Integrato il reato di sostituzione di persona e non la tentata bigamia per l'uomo sposato che si spaccia per scapolo

di Marina Crisafi - Linea dura della Cassazione contro quei mariti che si spacciano per scapoli per conquistare fidanzate ignare del fatto che a casa li attendono invece moglie e figli. Una simile condotta per gli Ermellini integra il reato di sostituzione di persona piuttosto che la tentata bigamia. Su questo assunto, infatti, i giudici della quinta sezione penale della Suprema Corte (sentenza n. 34800/2016 depositata ieri e qui sotto allegata), non hanno mostrato nessuna indulgenza nei confronti di un uomo che, per conquistare una nuova fiamma, le aveva detto di essere divorziato ed aveva persino creato un falso attestato sul proprio stato di divorziato e sull'annullamento del precedente matrimonio.

La fidanzata ignara insiste allora per trascinarlo all'altare e lui, per evitare scenate ma senza alcuna intenzione di pronunciare un secondo sì, acconsente persino a seguire il corso prematrimoniale. Ma le bugie hanno le gambe corte e la donna, che nel frattempo era in attesa di un figlio dall'uomo, insospettita dai continui rinvii della presentazione dei suoceri e dal fatto che le carte per le nozze tardavano ad arrivare, lo pedina beccandolo mentre usciva dalla casa dove conviveva insieme alla vera moglie e ai figli!

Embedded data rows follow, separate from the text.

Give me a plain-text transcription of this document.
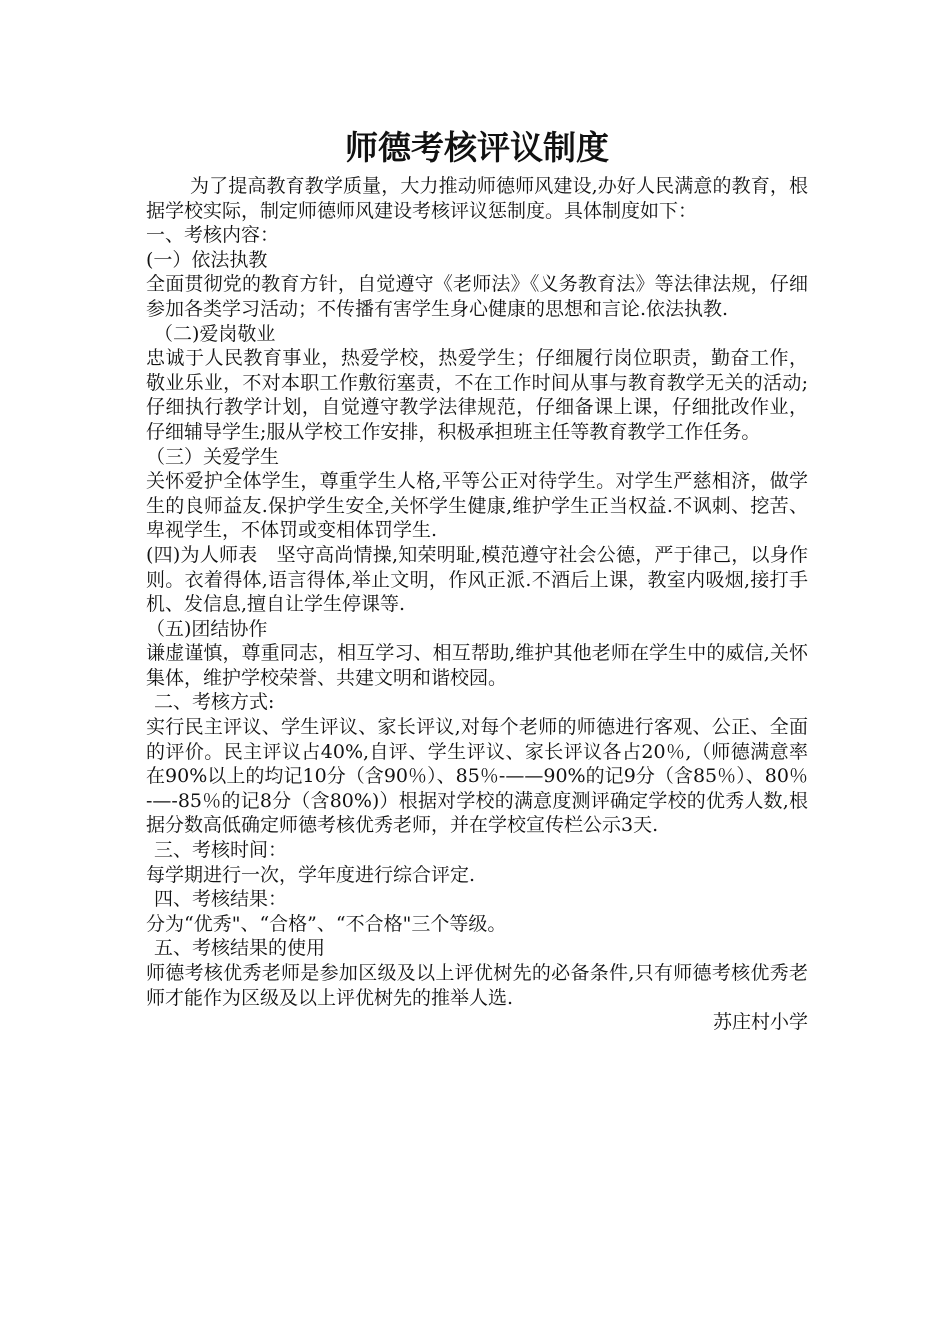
师德考核评议制度

为了提高教育教学质量，大力推动师德师风建设,办好人民满意的教育，根据学校实际，制定师德师风建设考核评议惩制度。具体制度如下：

一、考核内容：

(一）依法执教

全面贯彻党的教育方针，自觉遵守《老师法》《义务教育法》等法律法规，仔细参加各类学习活动；不传播有害学生身心健康的思想和言论.依法执教.

（二)爱岗敬业

忠诚于人民教育事业，热爱学校，热爱学生；仔细履行岗位职责，勤奋工作，敬业乐业，不对本职工作敷衍塞责，不在工作时间从事与教育教学无关的活动;仔细执行教学计划，自觉遵守教学法律规范，仔细备课上课，仔细批改作业，仔细辅导学生;服从学校工作安排，积极承担班主任等教育教学工作任务。

（三）关爱学生

关怀爱护全体学生，尊重学生人格,平等公正对待学生。对学生严慈相济，做学生的良师益友.保护学生安全,关怀学生健康,维护学生正当权益.不讽刺、挖苦、卑视学生，不体罚或变相体罚学生.

(四)为人师表　坚守高尚情操,知荣明耻,模范遵守社会公德，严于律己，以身作则。衣着得体,语言得体,举止文明，作风正派.不酒后上课，教室内吸烟,接打手机、发信息,擅自让学生停课等.

（五)团结协作

谦虚谨慎，尊重同志，相互学习、相互帮助,维护其他老师在学生中的威信,关怀集体，维护学校荣誉、共建文明和谐校园。

二、考核方式:

实行民主评议、学生评议、家长评议,对每个老师的师德进行客观、公正、全面的评价。民主评议占40%,自评、学生评议、家长评议各占20％,（师德满意率在90%以上的均记10分（含90％）、85％-——90%的记9分（含85％）、80％-—-85％的记8分（含80%)）根据对学校的满意度测评确定学校的优秀人数,根据分数高低确定师德考核优秀老师，并在学校宣传栏公示3天.

三、考核时间：

每学期进行一次，学年度进行综合评定.

四、考核结果：

分为“优秀"、“合格”、“不合格"三个等级。

五、考核结果的使用

师德考核优秀老师是参加区级及以上评优树先的必备条件,只有师德考核优秀老师才能作为区级及以上评优树先的推举人选.

苏庄村小学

L'uomo finisce così davanti ai giudici per tentata bigamia (oltre che per falso in atti pubblici), ma i fatti vengono riqualificati ritenendo configurabile la fattispecie di sostituzione di persona ex art. 494 del codice penale. E sul punto, anche piazza Cavour non ha dubbi, rigettando la tesi difensiva che sosteneva mancasse il vantaggio previsto dalla norma incriminatrice.

Per la S.C., infatti, "il delitto di sostituzione di persona appartiene al novero dei delitti contro la fede pubblica ma ha natura plurioffensiva, in quanto tutela anche gli interessi del soggetto privato nella cui sfera giuridica l'atto (nel caso l'attribuzione del falso stato) sia destinato ad incidere concretamente". E la nozione di vantaggio, come dimostra l'evoluzione della giurisprudenza, va ben oltre il mero concetto di utilità economica essendo interpretata "in termini piuttosto ampi, ricomprendendo qualunque forma di vantaggio, anche lecito e di natura non patrimoniale". Così, si è ritenuto, afferma la Corte, citando i vari esempi, integrato il reato nella condotta di chi crea un falso profilo sui social network usando l'identità di un altro soggetto al solo fine di avere più contatti (cfr. Cass. n. 25774/2014), e ancora di colui che si attribuisce un falso nome per corrispondere con soggetti che altrimenti non gli avrebbero concesso la loro amicizia (cfr. Cass. n. 36094/2006).

Per cui, concludono dal Palazzaccio, "non si vede per quale motivo possa essere escluso dalla nozione di vantaggio l'avere instaurato o comunque mantenuto per un apprezzabile lasso di tempo una relazione affettiva e di convivenza". Il dolo era rintracciabile, dunque, nella menzogna dell'uomo sul suo stato finalizzata a mantenere una relazione affettiva altrimenti impossibile.